According to Google AI:
Boko Haram has been implicated in cocaine and heroin smuggling across West Africa but there is no direct evidence from the search results of the group trafficking cocaine through Venezuela.However, there is extensive information regarding high-ranking Venezuelan officials and government-linked criminal networks, such as the "Cartel of the Suns" (Cartel de los Soles), being heavily involved in international cocaine trafficking.Key points regarding these separate trafficking activities:
- Boko Haram's Role: Boko Haram is reportedly involved in controlling trade routes and smuggling cocaine and heroin across the Sahel region and West Africa to accumulate funds for arms and vehicles. These routes serve as transit points for drugs ultimately bound for Europe.

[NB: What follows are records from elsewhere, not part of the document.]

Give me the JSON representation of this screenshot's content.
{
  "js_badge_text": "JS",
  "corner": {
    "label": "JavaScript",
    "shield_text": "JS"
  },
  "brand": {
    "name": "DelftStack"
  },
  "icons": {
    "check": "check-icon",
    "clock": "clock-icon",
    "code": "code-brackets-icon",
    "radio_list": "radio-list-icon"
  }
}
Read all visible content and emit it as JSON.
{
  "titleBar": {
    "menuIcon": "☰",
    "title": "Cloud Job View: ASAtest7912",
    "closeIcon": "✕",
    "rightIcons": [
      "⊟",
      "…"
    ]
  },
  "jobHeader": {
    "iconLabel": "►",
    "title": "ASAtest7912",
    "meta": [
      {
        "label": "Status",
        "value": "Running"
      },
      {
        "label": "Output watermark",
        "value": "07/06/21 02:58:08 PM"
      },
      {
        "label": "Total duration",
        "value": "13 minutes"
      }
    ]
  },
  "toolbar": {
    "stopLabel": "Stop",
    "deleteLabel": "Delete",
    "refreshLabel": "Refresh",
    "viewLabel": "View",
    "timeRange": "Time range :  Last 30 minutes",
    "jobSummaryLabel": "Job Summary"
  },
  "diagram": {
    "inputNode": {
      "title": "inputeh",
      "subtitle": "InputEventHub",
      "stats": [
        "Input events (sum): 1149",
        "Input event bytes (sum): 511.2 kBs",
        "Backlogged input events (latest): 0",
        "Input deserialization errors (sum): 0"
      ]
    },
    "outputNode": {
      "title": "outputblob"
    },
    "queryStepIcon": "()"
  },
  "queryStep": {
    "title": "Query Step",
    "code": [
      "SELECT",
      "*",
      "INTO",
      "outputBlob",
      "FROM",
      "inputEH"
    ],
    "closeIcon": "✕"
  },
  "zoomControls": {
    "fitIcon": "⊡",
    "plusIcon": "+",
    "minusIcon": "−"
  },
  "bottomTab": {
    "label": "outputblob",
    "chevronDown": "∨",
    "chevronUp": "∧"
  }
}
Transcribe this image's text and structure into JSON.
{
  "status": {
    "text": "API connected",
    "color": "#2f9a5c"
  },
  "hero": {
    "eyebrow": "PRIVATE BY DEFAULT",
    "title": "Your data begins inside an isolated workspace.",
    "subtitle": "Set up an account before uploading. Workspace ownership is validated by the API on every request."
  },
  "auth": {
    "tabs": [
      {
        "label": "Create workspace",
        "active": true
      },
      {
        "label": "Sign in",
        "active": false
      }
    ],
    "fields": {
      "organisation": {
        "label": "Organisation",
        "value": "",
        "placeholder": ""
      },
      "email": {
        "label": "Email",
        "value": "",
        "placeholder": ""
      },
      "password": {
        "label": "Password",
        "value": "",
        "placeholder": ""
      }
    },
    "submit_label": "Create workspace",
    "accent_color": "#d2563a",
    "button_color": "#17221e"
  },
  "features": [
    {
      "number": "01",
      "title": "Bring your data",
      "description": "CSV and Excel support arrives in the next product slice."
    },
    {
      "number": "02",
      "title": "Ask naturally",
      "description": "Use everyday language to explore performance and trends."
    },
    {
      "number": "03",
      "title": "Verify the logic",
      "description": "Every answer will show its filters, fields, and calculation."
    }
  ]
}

It's hard to think they can so much as get their hands on cocaine without a Venezuelan connection, given the outsized role Venezuela plays in the cocaine trade. I'd bet money they know who the most reliable cocaine supplier is.
Meanwhile, according to the Wilson Center, the Nigerians know the score:
Nigeria faces a complex threat landscape from various terrorist groups, as highlighted in the 2022 National Inherent Risk Assessment on Terrorist Financing. These groups utilize diverse funding methods, complicating counter-terrorism efforts. For example, Boko Haram funds its activities through foreign donations, extortion, ransom, and trade in goods such as dried fish, while the Islamic State West Africa Province (ISWAP) exploits a cash economy through kidnapping and illegal levies. Disrupting the financial flows supporting terrorist groups in Nigeria is an essential element of reducing violence and promoting security.
There's a lot of circumstantial evidence that Boko Haram is involved in the coke trade and gets its supply from Venezuela. If that's the case, then Venezuela is enabling the killing of Christians by these monster terrorists.
President Trump has recently expressed a need for the U.S. to take action against these terrorists. Given that all terrorism is narcoterrorism, as Rachel Ehrenfeld once told me, it may well be that the pressure campaign on Maduro is as much about helping save Africa's Christians as it is about protecting America from these merchants of death.
If so, the knock-on effect will be just what the voters want.